Elliot Miles

Personal information
- Full name: Eliot JB Miles
- Born: 26 June 1997 (age 29) St Helier, Jersey
- Batting: Right-handed
- Bowling: Left-arm orthodox spin

International information
- National side: Jersey;
- ODI debut (cap 7): 27 March 2023 v Canada
- Last ODI: 30 March 2023 v Namibia
- T20I debut (cap 7): 31 May 2019 v Guernsey
- Last T20I: 17 July 2022 v Singapore

Career statistics
| Competition | ODI | T20I | LA |
| Matches | 4 | 33 | 18 |
| Runs scored | 2 | 36 | 24 |
| Batting average | 2.00 | 7.20 | 6.00 |
| 100s/50s | 0/0 | 0/0 | 0/0 |
| Top score | 1* | 16 | 8* |
| Balls bowled | 174 | 642 | 798 |
| Wickets | 4 | 40 | 22 |
| Bowling average | 41.25 | 17.40 | 28.40 |
| 5 wickets in innings | 0 | 0 | 0 |
| 10 wickets in match | 0 | 0 | 0 |
| Best bowling | 2/32 | 3/10 | 4/8 |
| Catches/stumpings | 0/– | 6/– | 3/– |
- Source: Cricinfo, 25 May 2026

= Elliot Miles =

Jersey cricketer (born 1997)

Elliot Miles (born 26 June 1997) is a Jersey cricketer. He was named in Jersey's squad for the 2017 ICC World Cricket League Division Five tournament in South Africa. He played in Jersey's opening fixture, against Vanuatu, on 3 September 2017.

He was a member of Jersey's squad for the 2018 ICC World Cricket League Division Four tournament in Malaysia. In August 2018, he was named in Jersey's squad for the 2018–19 ICC World Twenty20 Europe Qualifier tournament in the Netherlands.

In May 2019, he was named in Jersey's squad for the 2019 T20 Inter-Insular Cup against Guernsey. He made his Twenty20 International (T20I) debut for Jersey against Guernsey on 31 May 2019. The same month, he was named in Jersey's squad for the Regional Finals of the 2018–19 ICC T20 World Cup Europe Qualifier tournament in Guernsey.

In September 2019, he was named in Jersey's squad for the 2019 ICC T20 World Cup Qualifier tournament in the United Arab Emirates. In November 2019, he was named in Jersey's squad for the Cricket World Cup Challenge League B tournament in Oman.

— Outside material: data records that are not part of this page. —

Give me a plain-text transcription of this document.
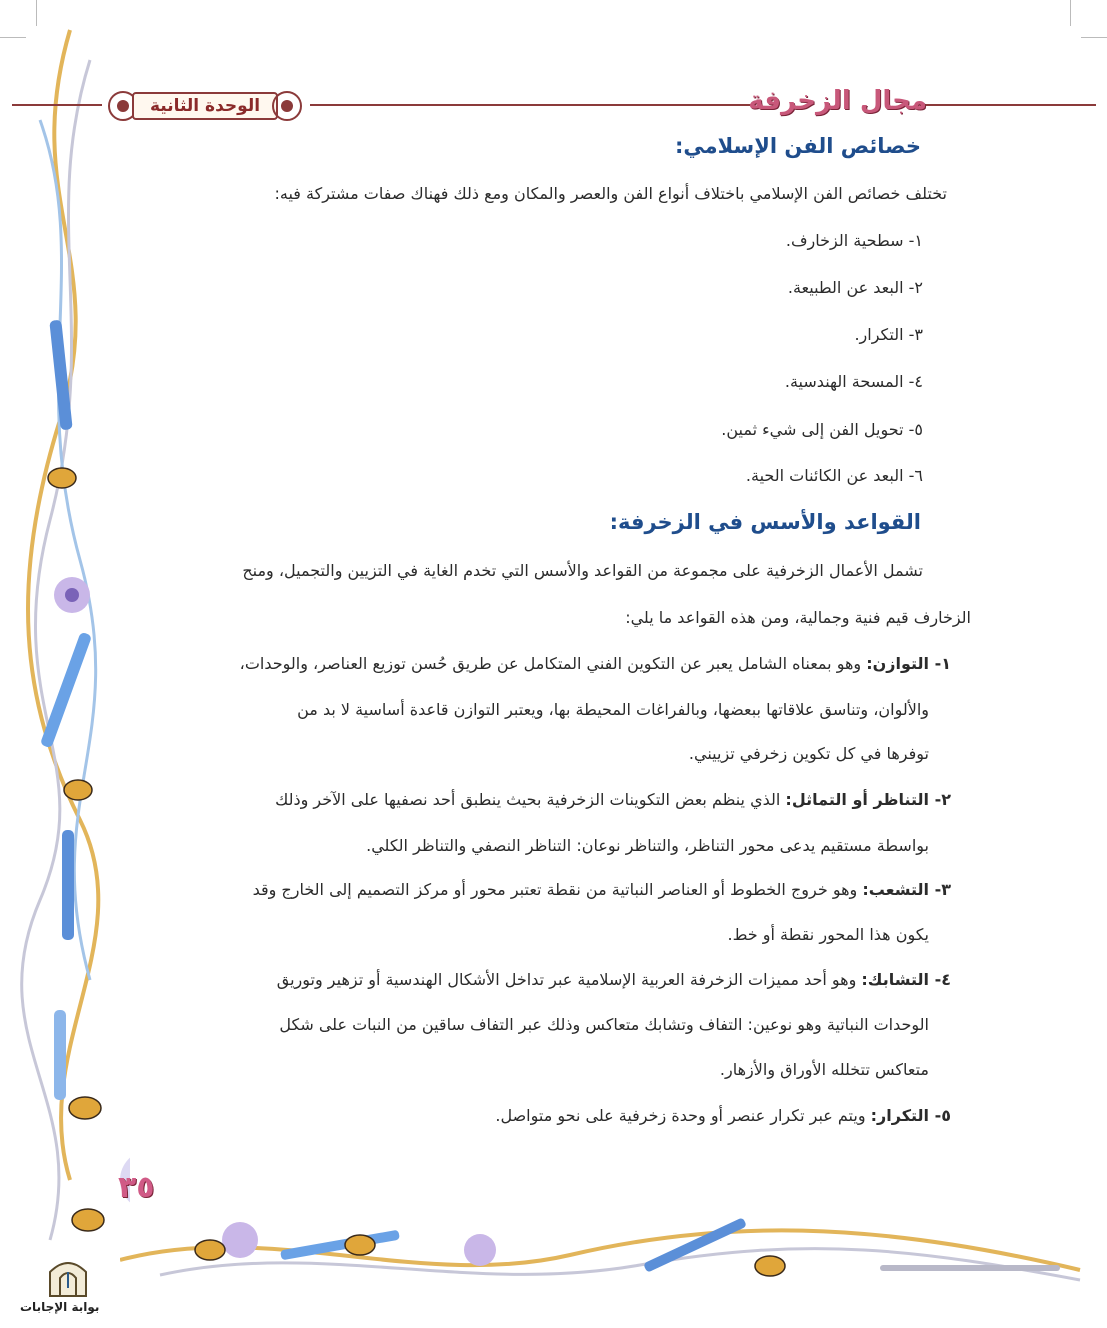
الوحدة الثانية	مجال الزخرفة
خصائص الفن الإسلامي:
تختلف خصائص الفن الإسلامي باختلاف أنواع الفن والعصر والمكان ومع ذلك فهناك صفات مشتركة فيه:
١- سطحية الزخارف.
٢- البعد عن الطبيعة.
٣- التكرار.
٤- المسحة الهندسية.
٥- تحويل الفن إلى شيء ثمين.
٦- البعد عن الكائنات الحية.
القواعد والأسس في الزخرفة:
تشمل الأعمال الزخرفية على مجموعة من القواعد والأسس التي تخدم الغاية في التزيين والتجميل، ومنح
الزخارف قيم فنية وجمالية، ومن هذه القواعد ما يلي:
١- التوازن: وهو بمعناه الشامل يعبر عن التكوين الفني المتكامل عن طريق حُسن توزيع العناصر، والوحدات،
والألوان، وتناسق علاقاتها ببعضها، وبالفراغات المحيطة بها، ويعتبر التوازن قاعدة أساسية لا بد من
توفرها في كل تكوين زخرفي تزييني.
٢- التناظر أو التماثل: الذي ينظم بعض التكوينات الزخرفية بحيث ينطبق أحد نصفيها على الآخر وذلك
بواسطة مستقيم يدعى محور التناظر، والتناظر نوعان: التناظر النصفي والتناظر الكلي.
٣- التشعب: وهو خروج الخطوط أو العناصر النباتية من نقطة تعتبر محور أو مركز التصميم إلى الخارج وقد
يكون هذا المحور نقطة أو خط.
٤- التشابك: وهو أحد مميزات الزخرفة العربية الإسلامية عبر تداخل الأشكال الهندسية أو تزهير وتوريق
الوحدات النباتية وهو نوعين: التفاف وتشابك متعاكس وذلك عبر التفاف ساقين من النبات على شكل
متعاكس تتخلله الأوراق والأزهار.
٥- التكرار: ويتم عبر تكرار عنصر أو وحدة زخرفية على نحو متواصل.
٣٥
بوابة الإجابات
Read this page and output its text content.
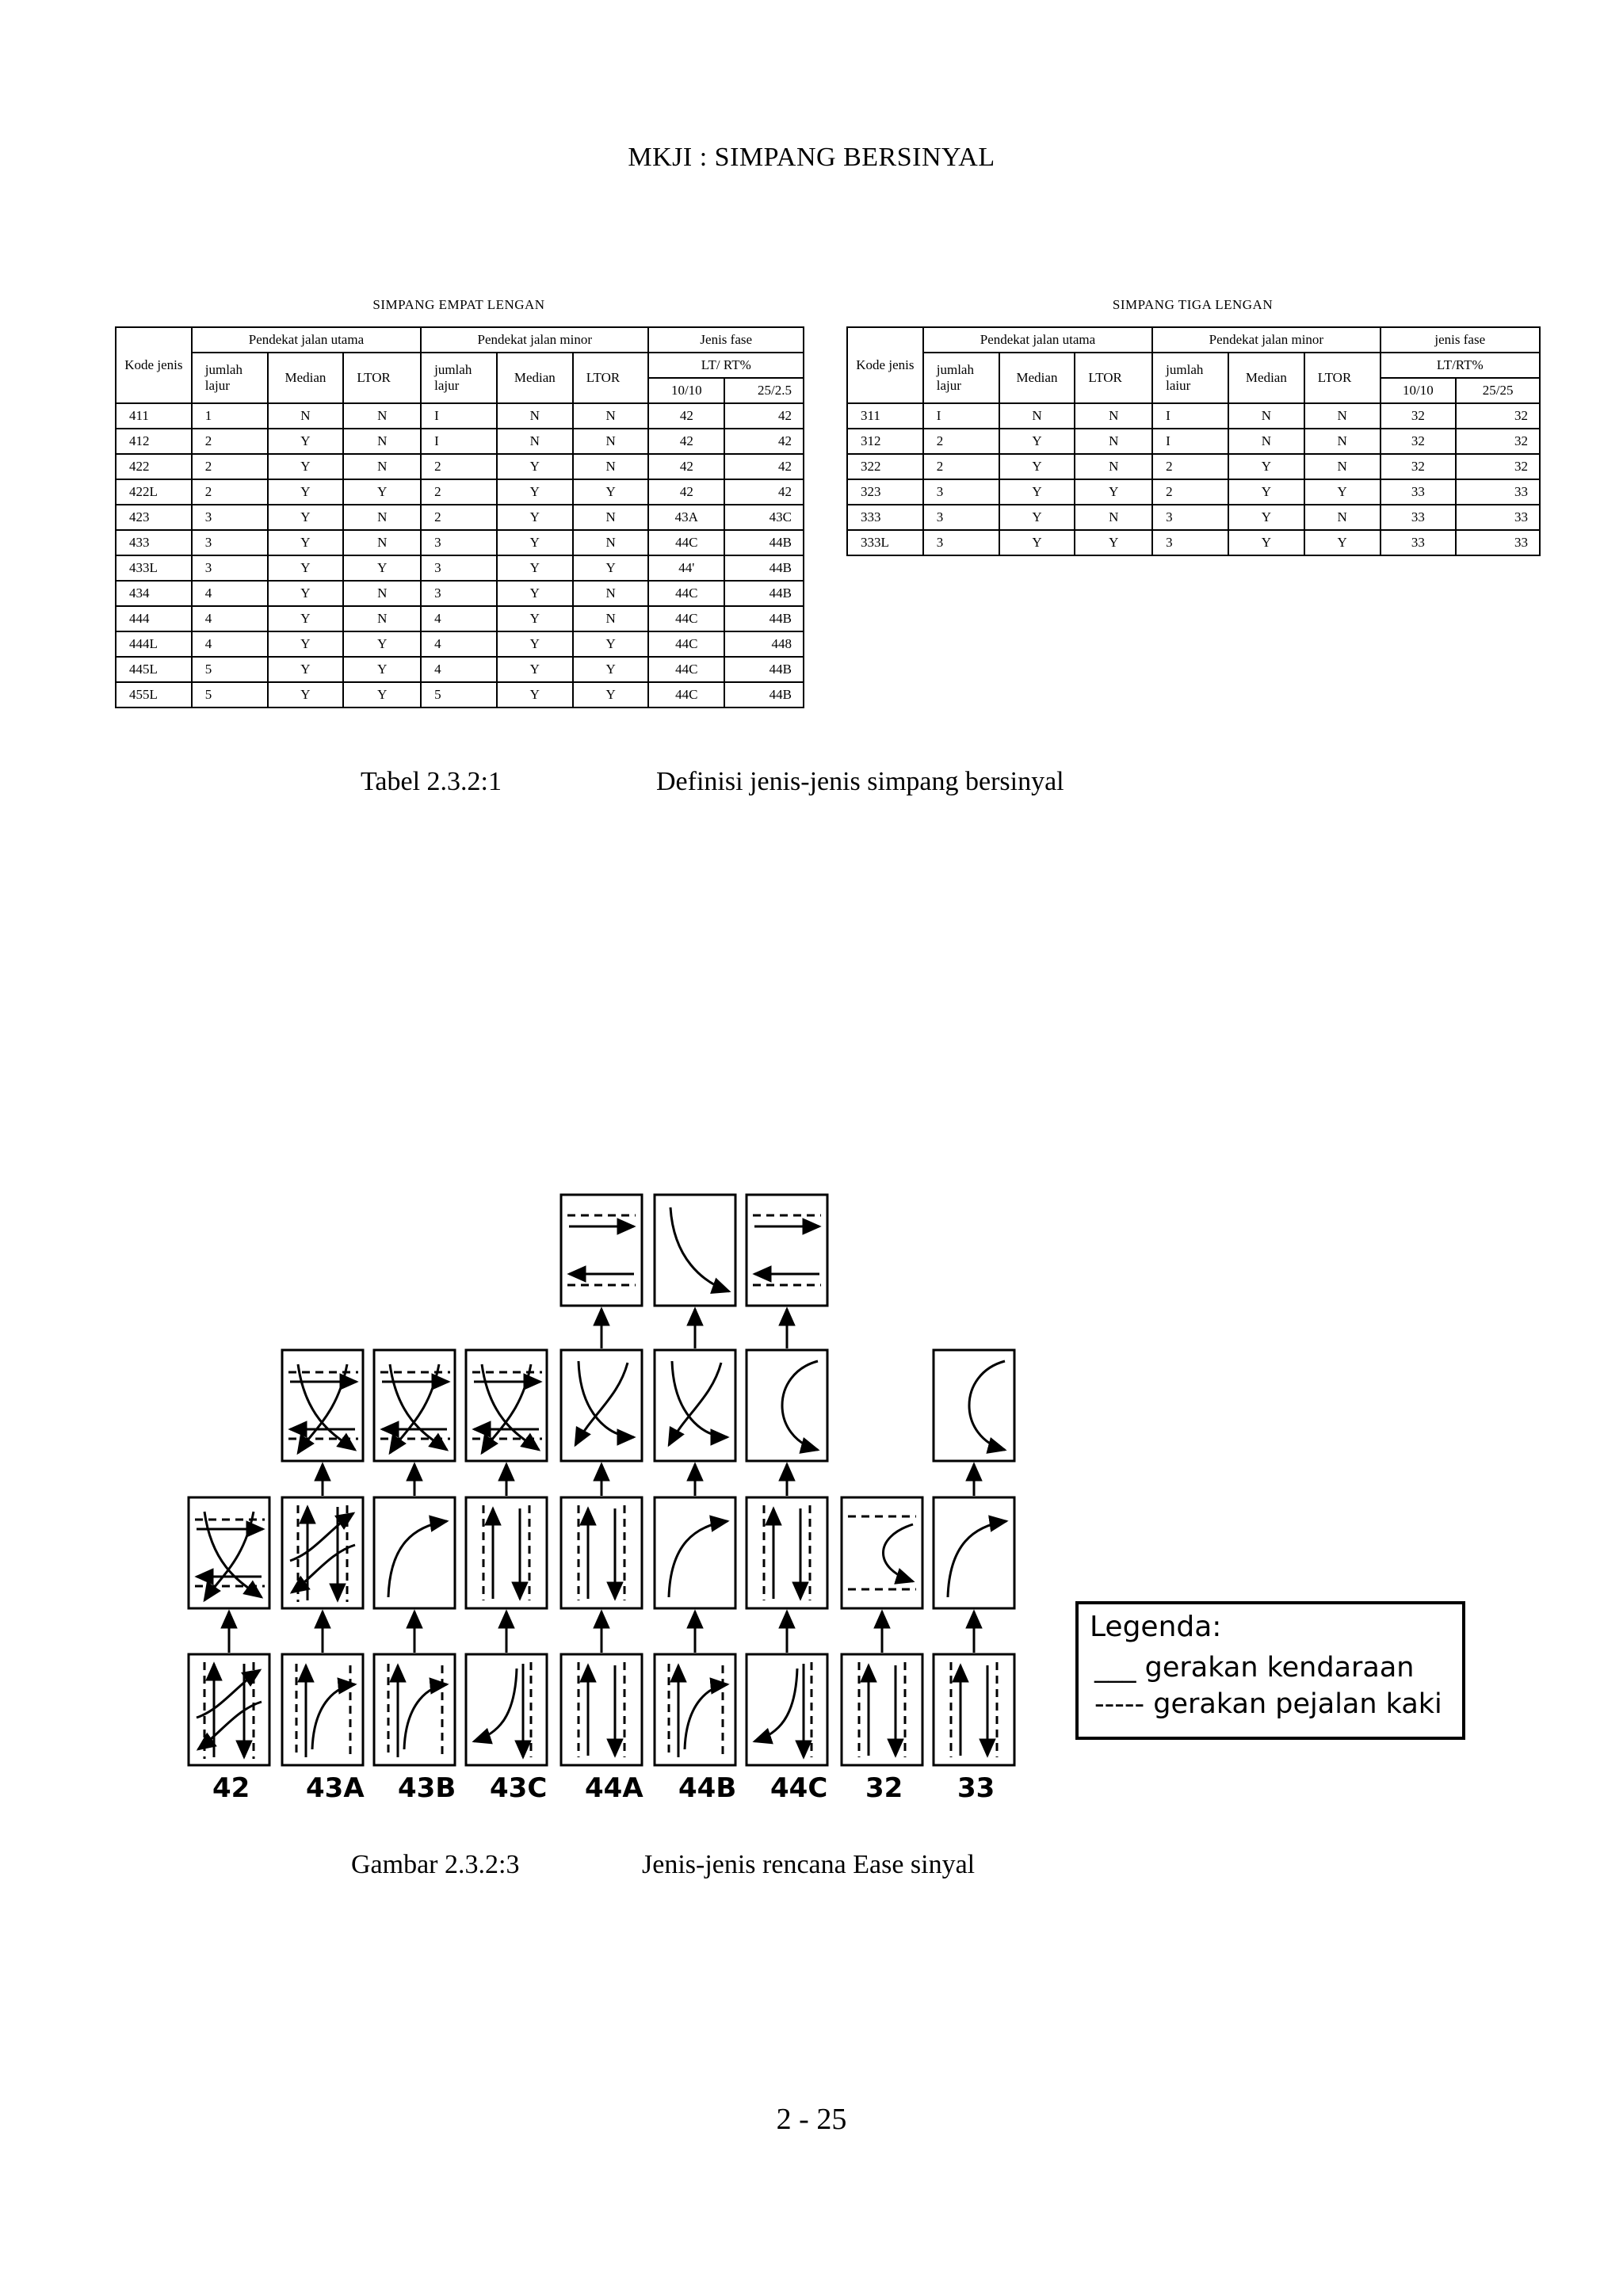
MKJI : SIMPANG BERSINYAL
SIMPANG EMPAT LENGAN
Kode jenis	Pendekat jalan utama			Pendekat jalan minor			Jenis fase	
	jumlah lajur	Median	LTOR	jumlah lajur	Median	LTOR	LT/ RT%	
							10/10	25/2.5
411	1	N	N	I	N	N	42	42
412	2	Y	N	I	N	N	42	42
422	2	Y	N	2	Y	N	42	42
422L	2	Y	Y	2	Y	Y	42	42
423	3	Y	N	2	Y	N	43A	43C
433	3	Y	N	3	Y	N	44C	44B
433L	3	Y	Y	3	Y	Y	44'	44B
434	4	Y	N	3	Y	N	44C	44B
444	4	Y	N	4	Y	N	44C	44B
444L	4	Y	Y	4	Y	Y	44C	448
445L	5	Y	Y	4	Y	Y	44C	44B
455L	5	Y	Y	5	Y	Y	44C	44B
SIMPANG TIGA LENGAN
Kode jenis	Pendekat jalan utama			Pendekat jalan minor			jenis fase	
	jumlah lajur	Median	LTOR	jumlah laiur	Median	LTOR	LT/RT%	
							10/10	25/25
311	I	N	N	I	N	N	32	32
312	2	Y	N	I	N	N	32	32
322	2	Y	N	2	Y	N	32	32
323	3	Y	Y	2	Y	Y	33	33
333	3	Y	N	3	Y	N	33	33
333L	3	Y	Y	3	Y	Y	33	33
Tabel 2.3.2:1	Definisi jenis-jenis simpang bersinyal
42 43A 43B 43C 44A 44B 44C 32 33
Legenda:
___ gerakan kendaraan
----- gerakan pejalan kaki
Gambar 2.3.2:3	Jenis-jenis rencana Ease sinyal
2 - 25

He made his List A debut, for Jersey against Uganda, on 2 December 2019.

In October 2021, Miles was named in Jersey's T20I squad for the Regional Final of the 2021 ICC Men's T20 World Cup Europe Qualifier tournament.

In March 2023, he was named in Jersey's squad for the 2023 Cricket World Cup Qualifier Play-off. He made his One Day International (ODI) debut on 27 March 2023, for Jersey against Canada in that tournament.